In Italia, il trattamento fiscale delle indennità per perdita o danneggiamento di beni merce è disciplinato dall’articolo 85 del Testo Unico delle Imposte sui Redditi (TUIR), che qualifica tali indennità come componenti positivi di reddito, soggetti a tassazione nell’esercizio in cui vengono percepite, salvo che non siano già state dedotte in esercizi precedenti. La normativa richiede alle imprese un’attenta contabilizzazione delle indennità, per garantirne la corretta dichiarazione ai fini del reddito imponibile e per evitare duplicazioni o errori.

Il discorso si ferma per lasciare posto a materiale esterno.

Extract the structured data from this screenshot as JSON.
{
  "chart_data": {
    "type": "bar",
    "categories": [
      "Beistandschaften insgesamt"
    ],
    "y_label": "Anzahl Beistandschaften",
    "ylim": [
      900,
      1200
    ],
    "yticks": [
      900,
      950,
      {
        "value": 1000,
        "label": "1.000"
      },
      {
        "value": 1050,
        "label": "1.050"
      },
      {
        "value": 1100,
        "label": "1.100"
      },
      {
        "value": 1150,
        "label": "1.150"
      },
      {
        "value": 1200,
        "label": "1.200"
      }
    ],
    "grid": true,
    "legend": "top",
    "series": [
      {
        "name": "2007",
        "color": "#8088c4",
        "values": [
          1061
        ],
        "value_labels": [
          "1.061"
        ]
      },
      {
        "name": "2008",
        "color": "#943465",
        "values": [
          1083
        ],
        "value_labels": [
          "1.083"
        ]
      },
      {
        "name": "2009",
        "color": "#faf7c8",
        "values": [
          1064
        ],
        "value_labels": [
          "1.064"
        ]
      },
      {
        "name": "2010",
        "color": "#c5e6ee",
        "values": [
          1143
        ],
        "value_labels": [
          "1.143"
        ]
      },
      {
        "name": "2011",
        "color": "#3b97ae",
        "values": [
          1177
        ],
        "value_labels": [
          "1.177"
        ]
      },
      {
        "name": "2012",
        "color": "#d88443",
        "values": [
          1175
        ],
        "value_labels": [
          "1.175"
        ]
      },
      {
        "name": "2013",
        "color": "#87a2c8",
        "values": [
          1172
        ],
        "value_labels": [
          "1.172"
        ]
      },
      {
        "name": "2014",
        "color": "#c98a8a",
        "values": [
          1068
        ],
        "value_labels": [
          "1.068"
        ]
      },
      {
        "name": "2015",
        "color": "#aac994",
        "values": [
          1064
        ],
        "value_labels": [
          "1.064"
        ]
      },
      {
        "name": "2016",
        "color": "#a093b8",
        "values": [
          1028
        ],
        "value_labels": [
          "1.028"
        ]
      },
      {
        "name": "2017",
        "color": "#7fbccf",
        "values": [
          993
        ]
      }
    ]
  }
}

L’articolo 85 del Testo Unico delle Imposte sui Redditi (TUIR) disciplina anche la cessione di beni ai soci, in particolare quando i beni sono destinati a finalità estranee all’attività aziendale. In tali casi, il valore dei beni ceduti deve essere calcolato al valore normale, ossia al prezzo di mercato che il bene otterrebbe in una transazione tra parti indipendenti. Questo valore rappresenta la base imponibile sia per l’impresa che per il socio. Ad esempio, se un’azienda trasferisce gratuitamente ad un socio un immobile non più utilizzato per l’attività aziendale, tale trasferimento è tassabile sulla base del valore normale dell’immobile nell’anno dell’assegnazione; il socio ricevente deve considerare tale valore per le proprie obbligazioni fiscali. Qualora la cessione avvenga per finalità estranee all’oggetto sociale, l’amministrazione fiscale potrebbe contestare l’operazione, rivedendo il reddito imponibile dell’impresa e imponendo sanzioni.